Por la tarde, Vilma y Julius se instalaron en el pescante de la ca­rroza, para la diaria lectura de Tom Sawyer. Hoy nadie les iba a pe­dir silencio porque Carlos había ido por la costurera y la carroza estaba vacía. Sin embargo él apenas escuchaba la lectura, andaba muy preo­cupado con lo del colegio, quería imaginárselo, ¿cómo se­rá?, estaba pensando, cuando el alarido de Nilda lo in­te­rrumpió, anunciando la llegada de la señora Victoria, la costurera.

Victoria Santa Paciencia, así la llamaban en el palacio, los sa­ludó como siempre, comprobando que habían crecido un mon­tón desde el año pasado.

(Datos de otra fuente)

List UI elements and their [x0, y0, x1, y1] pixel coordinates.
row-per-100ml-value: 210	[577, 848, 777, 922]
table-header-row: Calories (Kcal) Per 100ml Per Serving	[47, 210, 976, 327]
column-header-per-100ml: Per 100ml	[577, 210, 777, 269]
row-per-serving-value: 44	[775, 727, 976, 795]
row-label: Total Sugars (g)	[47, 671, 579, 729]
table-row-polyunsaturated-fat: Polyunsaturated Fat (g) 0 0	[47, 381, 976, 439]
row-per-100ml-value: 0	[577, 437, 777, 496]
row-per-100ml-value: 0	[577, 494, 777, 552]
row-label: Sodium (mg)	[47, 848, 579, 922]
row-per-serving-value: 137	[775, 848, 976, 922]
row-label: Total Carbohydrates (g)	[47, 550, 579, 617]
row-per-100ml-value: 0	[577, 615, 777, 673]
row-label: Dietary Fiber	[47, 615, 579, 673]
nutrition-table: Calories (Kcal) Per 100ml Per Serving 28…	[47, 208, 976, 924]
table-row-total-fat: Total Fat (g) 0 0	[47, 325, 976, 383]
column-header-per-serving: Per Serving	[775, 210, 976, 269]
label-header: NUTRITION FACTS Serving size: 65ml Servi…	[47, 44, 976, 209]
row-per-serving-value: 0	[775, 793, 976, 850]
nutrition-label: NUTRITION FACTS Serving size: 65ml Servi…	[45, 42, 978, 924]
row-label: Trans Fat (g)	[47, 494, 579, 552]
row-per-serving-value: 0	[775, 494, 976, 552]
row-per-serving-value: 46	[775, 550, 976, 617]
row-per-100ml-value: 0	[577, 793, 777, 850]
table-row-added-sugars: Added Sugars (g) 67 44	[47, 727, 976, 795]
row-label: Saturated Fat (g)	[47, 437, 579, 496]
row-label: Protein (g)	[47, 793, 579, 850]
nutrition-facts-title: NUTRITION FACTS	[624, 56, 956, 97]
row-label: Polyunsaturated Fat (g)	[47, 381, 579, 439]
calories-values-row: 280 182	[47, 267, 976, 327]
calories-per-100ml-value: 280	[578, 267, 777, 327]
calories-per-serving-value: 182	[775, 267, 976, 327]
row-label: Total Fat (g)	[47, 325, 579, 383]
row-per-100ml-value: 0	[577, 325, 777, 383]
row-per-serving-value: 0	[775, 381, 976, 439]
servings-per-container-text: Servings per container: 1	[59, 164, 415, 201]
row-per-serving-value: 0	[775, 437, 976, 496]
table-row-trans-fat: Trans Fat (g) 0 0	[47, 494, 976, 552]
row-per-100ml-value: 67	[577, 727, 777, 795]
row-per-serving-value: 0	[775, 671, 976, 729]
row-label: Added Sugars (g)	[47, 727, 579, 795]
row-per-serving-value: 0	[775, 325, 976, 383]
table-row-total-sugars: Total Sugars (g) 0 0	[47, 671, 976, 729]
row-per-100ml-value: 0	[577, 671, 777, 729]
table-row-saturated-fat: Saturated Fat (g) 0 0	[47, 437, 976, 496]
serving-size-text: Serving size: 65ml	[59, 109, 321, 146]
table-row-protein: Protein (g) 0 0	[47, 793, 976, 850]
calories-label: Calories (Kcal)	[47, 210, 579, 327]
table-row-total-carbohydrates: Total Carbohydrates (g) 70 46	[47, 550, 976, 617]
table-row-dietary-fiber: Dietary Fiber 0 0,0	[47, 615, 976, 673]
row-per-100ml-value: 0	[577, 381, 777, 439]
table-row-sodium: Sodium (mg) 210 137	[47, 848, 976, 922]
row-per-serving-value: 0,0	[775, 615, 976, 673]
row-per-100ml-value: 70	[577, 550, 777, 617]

Continuó, como siempre, diciendo que la habían lla­­mado tarde y que no tendría tiempo para hacerle dos uniformes a cada uno, en menos de una semana. Empezaría, pues, agrandando los del año pasado, para que Santiaguito y Bobby pudieran usarlos mientras tanto. Les rogó, temblorosa, que se pusieran los saquitos y ahí estaban los dos, furiosos, asándose de calor, culebreando porque picaba y ella, tiza en mano, señalando conforme medía.